In 2009-10, including the playoffs, the Montreal Canadiens are 9-1-0 when allowing 46 or more shots against. The same team is just 3-14-2 when allowing between 26 and 30 shots against.
That doesn't seem to make a lot of sense, especially given that the team's goal support numbers are not that far apart (2.86 goals per 60 minutes for 46+ SA games, 2.53 goals per 60 minutes for 26-30 SA games). The difference looks to be because the Habs (and their opponents) tend to adjust their play to the score. When Montreal beats better teams, especially in games where they take the lead early, they usually allow a lot of shots against. When Montreal loses, especially in games where they fall behind early, they tend to allow an average level of shots against.
Here are the period-by-period shooting percentage, save percentage and shots for/shots against numbers for Montreal in both 26-30 and 46+ shot games this season:
26-30 Shots Against:
First period: 6.0%, .881, 215 SF, 185 SA
Second period: 8.5%, .889, 216 SF, 201 SA
Third period: 4.8%, .924, 210 SF, 179 SA
46+ Shots Against:
First period: 18.6%, .957, 70 SF, 163 SA
Second period: 8.2%, .975, 85 SF, 158 SA
Third period: 7.4%, .947, 81 SF, 150 SA
I know En Attendant Les Nordiques has scoring chances for Montreal this season. I really wish my French was better because what I do understand of his analysis is always very interesting. I'd like to see how much the Habs' scoring chances are affected by the game score, and just how much the chance-to-shot ratio varies depending on whether they are leading or trailing. The percentages above make it look like the leading team, either Montreal or their opponent, managed with some success to reduce scoring chances for both teams in the third period.
His numbers from game 6, though, suggest that Montreal was not able to reduce shot quality very much in the late going. In the last two periods Washington outshot Montreal 36-12 and outchanced them 25-8. Jaroslav Halak had to make a ton of tough saves to keep his team in front. It should be noted that the Caps are a great team that would probably outplay Montreal anyway, which it makes it tough to tell how much of that chance differential was the impact of their tactics and how much of it was because of a difference in ability.

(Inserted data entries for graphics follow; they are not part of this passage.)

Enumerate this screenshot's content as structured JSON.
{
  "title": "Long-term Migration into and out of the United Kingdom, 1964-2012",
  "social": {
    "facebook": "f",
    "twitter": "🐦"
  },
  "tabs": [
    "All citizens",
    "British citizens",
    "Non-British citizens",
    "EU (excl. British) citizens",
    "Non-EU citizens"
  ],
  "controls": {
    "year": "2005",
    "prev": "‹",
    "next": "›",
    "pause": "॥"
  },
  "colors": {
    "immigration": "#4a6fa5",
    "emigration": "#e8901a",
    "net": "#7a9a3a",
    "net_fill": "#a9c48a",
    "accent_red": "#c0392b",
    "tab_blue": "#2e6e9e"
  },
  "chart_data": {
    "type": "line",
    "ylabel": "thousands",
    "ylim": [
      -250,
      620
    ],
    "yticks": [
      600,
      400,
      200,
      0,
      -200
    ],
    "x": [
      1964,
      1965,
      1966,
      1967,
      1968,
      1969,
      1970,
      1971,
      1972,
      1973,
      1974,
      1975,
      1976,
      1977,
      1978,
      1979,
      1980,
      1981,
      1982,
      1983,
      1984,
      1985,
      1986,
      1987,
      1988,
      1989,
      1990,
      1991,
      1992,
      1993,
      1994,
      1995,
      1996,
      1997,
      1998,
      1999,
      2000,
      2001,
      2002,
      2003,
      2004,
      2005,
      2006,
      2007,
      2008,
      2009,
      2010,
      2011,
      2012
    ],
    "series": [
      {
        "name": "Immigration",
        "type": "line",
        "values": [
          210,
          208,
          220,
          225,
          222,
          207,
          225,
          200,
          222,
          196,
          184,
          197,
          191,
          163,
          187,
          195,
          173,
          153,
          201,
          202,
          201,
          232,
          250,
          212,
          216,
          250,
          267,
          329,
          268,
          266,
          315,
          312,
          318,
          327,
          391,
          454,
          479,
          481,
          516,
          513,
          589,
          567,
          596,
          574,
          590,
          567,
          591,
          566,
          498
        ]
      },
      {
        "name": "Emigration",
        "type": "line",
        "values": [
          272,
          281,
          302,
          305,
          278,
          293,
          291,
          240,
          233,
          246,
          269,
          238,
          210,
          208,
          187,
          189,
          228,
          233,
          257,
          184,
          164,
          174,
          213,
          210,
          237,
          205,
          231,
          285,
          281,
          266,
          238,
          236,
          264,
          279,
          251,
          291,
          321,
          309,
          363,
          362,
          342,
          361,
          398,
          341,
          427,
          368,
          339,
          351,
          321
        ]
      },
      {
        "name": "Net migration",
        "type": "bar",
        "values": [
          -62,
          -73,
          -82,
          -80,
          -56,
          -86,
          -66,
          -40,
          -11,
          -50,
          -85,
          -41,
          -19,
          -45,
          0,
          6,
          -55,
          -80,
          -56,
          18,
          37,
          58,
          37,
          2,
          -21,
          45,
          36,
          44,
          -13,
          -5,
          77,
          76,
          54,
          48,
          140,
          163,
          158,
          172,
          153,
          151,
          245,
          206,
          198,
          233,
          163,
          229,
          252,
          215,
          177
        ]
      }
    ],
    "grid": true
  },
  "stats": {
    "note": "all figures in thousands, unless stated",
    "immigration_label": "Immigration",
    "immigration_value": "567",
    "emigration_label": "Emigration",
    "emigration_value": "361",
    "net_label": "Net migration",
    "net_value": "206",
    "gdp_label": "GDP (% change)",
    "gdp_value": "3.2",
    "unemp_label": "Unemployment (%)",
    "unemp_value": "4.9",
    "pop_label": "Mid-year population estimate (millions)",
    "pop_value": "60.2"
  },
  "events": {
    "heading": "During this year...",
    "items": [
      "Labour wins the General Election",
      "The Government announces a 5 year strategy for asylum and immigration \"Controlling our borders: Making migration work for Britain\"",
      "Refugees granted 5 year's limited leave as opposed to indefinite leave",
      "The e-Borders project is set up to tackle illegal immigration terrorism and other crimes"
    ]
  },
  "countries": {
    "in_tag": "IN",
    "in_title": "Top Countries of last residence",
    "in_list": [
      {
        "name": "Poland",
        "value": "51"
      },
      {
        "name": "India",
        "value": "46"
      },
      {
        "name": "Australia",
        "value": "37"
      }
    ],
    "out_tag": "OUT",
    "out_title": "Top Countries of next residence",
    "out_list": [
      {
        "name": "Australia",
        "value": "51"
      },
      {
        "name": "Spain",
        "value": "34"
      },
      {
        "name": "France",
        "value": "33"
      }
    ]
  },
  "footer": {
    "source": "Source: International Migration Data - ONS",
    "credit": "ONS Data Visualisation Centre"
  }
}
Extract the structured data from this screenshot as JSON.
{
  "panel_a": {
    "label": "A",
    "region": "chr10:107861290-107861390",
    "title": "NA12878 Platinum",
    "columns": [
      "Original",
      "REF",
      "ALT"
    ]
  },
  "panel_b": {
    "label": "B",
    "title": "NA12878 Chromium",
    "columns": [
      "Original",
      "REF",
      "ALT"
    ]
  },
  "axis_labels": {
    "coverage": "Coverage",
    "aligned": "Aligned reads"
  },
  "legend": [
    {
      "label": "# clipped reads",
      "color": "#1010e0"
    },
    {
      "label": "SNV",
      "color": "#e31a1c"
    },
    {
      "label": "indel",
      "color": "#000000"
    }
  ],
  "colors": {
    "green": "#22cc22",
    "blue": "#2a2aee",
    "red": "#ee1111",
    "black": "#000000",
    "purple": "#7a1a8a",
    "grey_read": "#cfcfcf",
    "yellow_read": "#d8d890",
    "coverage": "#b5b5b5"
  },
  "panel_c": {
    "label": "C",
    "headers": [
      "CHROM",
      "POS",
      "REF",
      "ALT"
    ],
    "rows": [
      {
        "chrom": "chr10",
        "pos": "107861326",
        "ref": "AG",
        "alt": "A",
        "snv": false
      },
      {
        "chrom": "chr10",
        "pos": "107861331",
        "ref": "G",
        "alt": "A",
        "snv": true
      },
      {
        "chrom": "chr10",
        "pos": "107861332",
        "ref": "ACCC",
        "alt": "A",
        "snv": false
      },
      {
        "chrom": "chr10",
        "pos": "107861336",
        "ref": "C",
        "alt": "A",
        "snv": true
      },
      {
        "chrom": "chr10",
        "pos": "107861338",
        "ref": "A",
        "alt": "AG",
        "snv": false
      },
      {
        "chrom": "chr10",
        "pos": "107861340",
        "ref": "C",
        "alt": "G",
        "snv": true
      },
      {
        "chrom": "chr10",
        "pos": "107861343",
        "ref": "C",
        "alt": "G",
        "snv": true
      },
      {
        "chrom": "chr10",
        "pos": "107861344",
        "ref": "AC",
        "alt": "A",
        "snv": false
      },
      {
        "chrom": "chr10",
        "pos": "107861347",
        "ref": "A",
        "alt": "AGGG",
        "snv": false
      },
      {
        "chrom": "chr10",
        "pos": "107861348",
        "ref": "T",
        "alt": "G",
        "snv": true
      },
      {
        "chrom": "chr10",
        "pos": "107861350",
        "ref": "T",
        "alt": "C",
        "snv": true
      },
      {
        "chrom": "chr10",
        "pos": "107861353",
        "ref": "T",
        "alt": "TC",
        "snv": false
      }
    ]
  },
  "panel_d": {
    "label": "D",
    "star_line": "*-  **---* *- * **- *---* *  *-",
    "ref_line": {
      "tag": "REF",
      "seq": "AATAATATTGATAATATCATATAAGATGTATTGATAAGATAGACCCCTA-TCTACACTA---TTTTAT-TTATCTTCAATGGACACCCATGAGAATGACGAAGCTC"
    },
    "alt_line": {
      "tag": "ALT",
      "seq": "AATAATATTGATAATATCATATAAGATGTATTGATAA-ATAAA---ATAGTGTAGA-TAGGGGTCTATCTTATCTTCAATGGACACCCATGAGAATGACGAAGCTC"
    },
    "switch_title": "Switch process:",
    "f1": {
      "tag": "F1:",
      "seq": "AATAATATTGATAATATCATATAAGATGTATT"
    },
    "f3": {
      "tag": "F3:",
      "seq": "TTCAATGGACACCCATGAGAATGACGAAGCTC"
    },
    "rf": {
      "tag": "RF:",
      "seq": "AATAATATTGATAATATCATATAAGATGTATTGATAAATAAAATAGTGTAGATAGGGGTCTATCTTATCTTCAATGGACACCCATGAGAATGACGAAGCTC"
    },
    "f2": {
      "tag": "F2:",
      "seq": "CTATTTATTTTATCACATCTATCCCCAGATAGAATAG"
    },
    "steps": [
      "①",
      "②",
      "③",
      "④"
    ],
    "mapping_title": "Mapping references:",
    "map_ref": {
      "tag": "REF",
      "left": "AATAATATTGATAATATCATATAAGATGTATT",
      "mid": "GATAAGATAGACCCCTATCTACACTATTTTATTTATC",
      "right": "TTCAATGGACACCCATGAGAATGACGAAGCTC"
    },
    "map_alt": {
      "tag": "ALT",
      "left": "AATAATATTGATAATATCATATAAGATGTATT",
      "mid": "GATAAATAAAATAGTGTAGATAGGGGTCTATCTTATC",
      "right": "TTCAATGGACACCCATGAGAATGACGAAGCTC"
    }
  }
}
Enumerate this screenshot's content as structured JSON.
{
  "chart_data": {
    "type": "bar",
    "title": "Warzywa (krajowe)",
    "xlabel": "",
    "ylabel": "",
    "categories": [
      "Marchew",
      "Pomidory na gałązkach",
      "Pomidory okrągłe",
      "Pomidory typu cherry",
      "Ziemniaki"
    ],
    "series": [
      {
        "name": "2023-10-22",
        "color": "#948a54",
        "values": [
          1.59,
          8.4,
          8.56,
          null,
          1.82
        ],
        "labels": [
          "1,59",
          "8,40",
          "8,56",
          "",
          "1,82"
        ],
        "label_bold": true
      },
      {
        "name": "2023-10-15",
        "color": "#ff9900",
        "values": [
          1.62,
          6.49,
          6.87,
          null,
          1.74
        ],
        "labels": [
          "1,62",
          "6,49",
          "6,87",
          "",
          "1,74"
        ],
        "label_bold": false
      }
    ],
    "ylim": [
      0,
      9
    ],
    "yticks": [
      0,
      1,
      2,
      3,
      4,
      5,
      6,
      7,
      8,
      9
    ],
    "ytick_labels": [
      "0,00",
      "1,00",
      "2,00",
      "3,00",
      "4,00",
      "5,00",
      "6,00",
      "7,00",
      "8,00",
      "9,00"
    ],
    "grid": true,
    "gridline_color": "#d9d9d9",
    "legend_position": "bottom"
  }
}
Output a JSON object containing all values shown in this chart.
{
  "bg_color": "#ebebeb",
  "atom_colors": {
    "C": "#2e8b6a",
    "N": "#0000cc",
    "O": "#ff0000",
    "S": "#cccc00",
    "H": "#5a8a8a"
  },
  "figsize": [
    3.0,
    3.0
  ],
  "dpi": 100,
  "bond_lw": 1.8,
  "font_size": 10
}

If Montreal gets up early tonight we can expect an avalanche of chances from the Caps, and they're going to need Halak to hold the fort again. If Washington goes out in front, they'll probably play a bit more defensively and be a bit more selective with their shots. As a result, if Halak makes 45+ saves tonight it will most likely be in a Habs win or overtime loss. If Washington's final shot total ends up in the 26-30 range, that's probably not going to be good news for Montreal.